RONGADOGS

Written Response to
‘Cut’ by Sylvia Plath


By Liam Doyle

 

 

This is a written response to the poem ‘Cut’ by Sylvia Plath. ‘Cut’ is about a character who has accidentally sliced the top off their thumb with a knife and is describing how it feels and what it looks like. In this response I will discuss techniques the writer uses and the mood changes throughout the text.

In this poem the writer uses strong imagery through similes and metaphors. An example of a simile in this poem is “A flap like a hat” which gives the graphic image of a dead flap of skin from the thumb.
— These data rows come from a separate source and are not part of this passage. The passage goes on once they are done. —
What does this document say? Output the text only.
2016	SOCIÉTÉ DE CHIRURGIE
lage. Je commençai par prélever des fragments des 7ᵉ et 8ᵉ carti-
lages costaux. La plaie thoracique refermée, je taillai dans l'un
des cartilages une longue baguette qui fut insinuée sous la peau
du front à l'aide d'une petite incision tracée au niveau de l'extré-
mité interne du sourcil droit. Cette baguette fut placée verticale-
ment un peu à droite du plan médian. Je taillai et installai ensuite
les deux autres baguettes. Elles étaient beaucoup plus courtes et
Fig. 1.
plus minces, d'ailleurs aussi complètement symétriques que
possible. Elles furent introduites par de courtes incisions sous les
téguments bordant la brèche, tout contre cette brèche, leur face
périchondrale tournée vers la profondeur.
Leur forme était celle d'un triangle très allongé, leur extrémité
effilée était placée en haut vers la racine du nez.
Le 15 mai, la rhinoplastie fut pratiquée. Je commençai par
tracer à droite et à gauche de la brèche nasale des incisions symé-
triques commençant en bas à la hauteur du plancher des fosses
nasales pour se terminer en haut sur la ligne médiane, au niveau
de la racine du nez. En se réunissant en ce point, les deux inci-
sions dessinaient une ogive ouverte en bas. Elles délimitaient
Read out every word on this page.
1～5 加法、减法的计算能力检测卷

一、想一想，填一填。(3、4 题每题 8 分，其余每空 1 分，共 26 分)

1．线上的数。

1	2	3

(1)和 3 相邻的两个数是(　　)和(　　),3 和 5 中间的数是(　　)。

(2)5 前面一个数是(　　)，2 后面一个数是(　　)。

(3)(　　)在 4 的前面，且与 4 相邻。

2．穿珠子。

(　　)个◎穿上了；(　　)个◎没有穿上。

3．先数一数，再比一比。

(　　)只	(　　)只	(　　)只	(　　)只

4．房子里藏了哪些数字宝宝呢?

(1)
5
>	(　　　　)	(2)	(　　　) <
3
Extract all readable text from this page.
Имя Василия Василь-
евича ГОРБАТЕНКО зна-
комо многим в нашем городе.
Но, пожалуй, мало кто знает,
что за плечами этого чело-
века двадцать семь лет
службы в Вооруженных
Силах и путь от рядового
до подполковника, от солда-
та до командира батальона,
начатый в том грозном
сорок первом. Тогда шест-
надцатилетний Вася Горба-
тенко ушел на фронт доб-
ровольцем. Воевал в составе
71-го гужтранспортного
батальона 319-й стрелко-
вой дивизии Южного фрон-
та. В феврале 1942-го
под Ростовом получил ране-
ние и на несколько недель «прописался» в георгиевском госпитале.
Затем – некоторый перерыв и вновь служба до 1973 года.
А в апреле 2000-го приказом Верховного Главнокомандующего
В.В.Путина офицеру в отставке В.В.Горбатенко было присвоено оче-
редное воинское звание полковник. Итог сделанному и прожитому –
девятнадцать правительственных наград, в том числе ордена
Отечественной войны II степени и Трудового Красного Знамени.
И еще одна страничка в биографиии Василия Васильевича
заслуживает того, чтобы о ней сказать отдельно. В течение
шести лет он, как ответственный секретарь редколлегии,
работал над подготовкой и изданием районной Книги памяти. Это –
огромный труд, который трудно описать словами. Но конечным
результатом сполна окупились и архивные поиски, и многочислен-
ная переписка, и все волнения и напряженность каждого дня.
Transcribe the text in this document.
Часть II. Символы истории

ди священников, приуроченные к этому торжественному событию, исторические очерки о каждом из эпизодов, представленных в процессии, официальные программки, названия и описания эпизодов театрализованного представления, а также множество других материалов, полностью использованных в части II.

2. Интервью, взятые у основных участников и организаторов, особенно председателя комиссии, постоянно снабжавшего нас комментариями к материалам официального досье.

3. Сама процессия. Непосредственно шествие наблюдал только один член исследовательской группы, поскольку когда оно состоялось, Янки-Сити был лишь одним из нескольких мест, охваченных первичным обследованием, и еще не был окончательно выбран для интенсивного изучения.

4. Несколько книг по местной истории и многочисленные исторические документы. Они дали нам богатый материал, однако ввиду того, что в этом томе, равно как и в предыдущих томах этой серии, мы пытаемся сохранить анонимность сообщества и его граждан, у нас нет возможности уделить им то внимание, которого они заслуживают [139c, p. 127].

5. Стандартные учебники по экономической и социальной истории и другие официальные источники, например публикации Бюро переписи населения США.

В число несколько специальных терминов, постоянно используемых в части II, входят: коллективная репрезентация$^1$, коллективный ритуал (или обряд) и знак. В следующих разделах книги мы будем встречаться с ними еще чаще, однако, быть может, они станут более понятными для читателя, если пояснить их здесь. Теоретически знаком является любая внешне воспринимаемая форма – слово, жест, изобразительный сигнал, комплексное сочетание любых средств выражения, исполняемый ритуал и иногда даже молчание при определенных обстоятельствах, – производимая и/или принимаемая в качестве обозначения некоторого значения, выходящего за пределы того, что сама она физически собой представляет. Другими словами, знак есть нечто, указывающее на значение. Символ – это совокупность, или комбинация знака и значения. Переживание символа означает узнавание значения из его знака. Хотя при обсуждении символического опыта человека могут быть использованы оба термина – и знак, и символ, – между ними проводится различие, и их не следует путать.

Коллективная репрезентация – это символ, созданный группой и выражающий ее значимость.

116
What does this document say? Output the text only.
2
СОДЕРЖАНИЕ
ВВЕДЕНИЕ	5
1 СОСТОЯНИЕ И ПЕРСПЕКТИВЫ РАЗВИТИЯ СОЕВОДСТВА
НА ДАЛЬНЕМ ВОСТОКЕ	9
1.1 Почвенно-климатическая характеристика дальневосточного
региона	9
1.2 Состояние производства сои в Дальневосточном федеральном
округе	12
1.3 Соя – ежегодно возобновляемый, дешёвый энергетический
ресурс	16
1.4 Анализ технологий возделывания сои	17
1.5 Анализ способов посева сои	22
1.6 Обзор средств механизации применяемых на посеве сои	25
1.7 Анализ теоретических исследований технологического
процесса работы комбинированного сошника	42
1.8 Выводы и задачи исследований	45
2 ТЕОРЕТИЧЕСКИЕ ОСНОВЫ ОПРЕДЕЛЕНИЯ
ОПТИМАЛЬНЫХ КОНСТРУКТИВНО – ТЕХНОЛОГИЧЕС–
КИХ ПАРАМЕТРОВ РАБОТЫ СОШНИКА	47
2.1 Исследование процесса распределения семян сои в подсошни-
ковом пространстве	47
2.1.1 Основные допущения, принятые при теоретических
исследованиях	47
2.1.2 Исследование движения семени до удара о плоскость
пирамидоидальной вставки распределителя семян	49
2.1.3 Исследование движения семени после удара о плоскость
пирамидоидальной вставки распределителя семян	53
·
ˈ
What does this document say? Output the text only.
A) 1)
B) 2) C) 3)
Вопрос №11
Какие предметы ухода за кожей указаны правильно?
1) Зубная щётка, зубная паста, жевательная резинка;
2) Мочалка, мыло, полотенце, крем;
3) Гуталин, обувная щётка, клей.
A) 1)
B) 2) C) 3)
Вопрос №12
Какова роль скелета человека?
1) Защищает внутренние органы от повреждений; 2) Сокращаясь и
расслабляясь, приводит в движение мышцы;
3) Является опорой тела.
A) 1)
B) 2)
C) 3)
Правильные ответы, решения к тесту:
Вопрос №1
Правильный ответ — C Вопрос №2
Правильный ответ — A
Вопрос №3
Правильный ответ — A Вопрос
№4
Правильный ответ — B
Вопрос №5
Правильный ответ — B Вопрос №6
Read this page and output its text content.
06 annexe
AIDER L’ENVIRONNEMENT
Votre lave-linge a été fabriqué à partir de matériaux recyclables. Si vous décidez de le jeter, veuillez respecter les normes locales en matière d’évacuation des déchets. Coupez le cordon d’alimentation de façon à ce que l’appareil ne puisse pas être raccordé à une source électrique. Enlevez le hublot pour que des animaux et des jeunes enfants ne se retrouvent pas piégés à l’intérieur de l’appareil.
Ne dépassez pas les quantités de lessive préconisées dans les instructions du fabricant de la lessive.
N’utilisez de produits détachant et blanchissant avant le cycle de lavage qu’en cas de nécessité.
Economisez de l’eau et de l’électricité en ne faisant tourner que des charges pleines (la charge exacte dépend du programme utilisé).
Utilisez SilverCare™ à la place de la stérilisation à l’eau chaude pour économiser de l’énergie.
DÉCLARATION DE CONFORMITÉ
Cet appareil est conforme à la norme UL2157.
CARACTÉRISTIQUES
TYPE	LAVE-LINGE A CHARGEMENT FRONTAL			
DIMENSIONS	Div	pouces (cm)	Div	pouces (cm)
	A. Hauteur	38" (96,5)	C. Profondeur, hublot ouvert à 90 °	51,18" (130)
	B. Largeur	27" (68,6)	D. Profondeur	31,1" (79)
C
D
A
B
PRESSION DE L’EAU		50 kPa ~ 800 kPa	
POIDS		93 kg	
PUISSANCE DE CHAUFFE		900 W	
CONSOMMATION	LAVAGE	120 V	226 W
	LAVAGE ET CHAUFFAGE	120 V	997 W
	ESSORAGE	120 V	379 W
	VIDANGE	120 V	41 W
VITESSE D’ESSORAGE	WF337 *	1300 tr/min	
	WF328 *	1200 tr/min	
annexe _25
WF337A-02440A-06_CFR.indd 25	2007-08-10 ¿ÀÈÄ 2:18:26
An example of a metaphor in this poem would be “I step on it, clutching my bottle of pink fizz”.  ‘My bottle’ is a metaphor for her cut thumb, and the pink fizz is a metaphor for her blood flowing out of her thumb – like wine from a bottle.

Throughout the course of the poem the mood changes.  The mood changes from an initial celebratory/thrilling feeling from the character and gradually changes into a more concerned and worried mood.  An example of this initial thrill is in the first two lines of the first stanza; “What a thrill … my thumb instead of an onion”.  This beginning shows that the character is not worried by the injury, but rather intrigued and thrilled.  The mood, however, begins to change around the third stanza, which is shown in this quote;

“Oh my homunculus,

I am ill,

I have taken a pill to kill.”

From this stanza  I see that the character has come to a realization that this injury is not quote the thrill they had initially felt, but rather a sickening pain.  The poem’s mood stays relatively the same from that point until the end.

I feel that the poem ‘Cut’ by Sylvia Plath is, while a morbid and strange poem, a well-written poem which gets its points through effectively.  I think that this is because it has strong and effective imagery throughout, and is well worded.  This has been my written response to the poem ‘Cut’ by Sylvia Plath.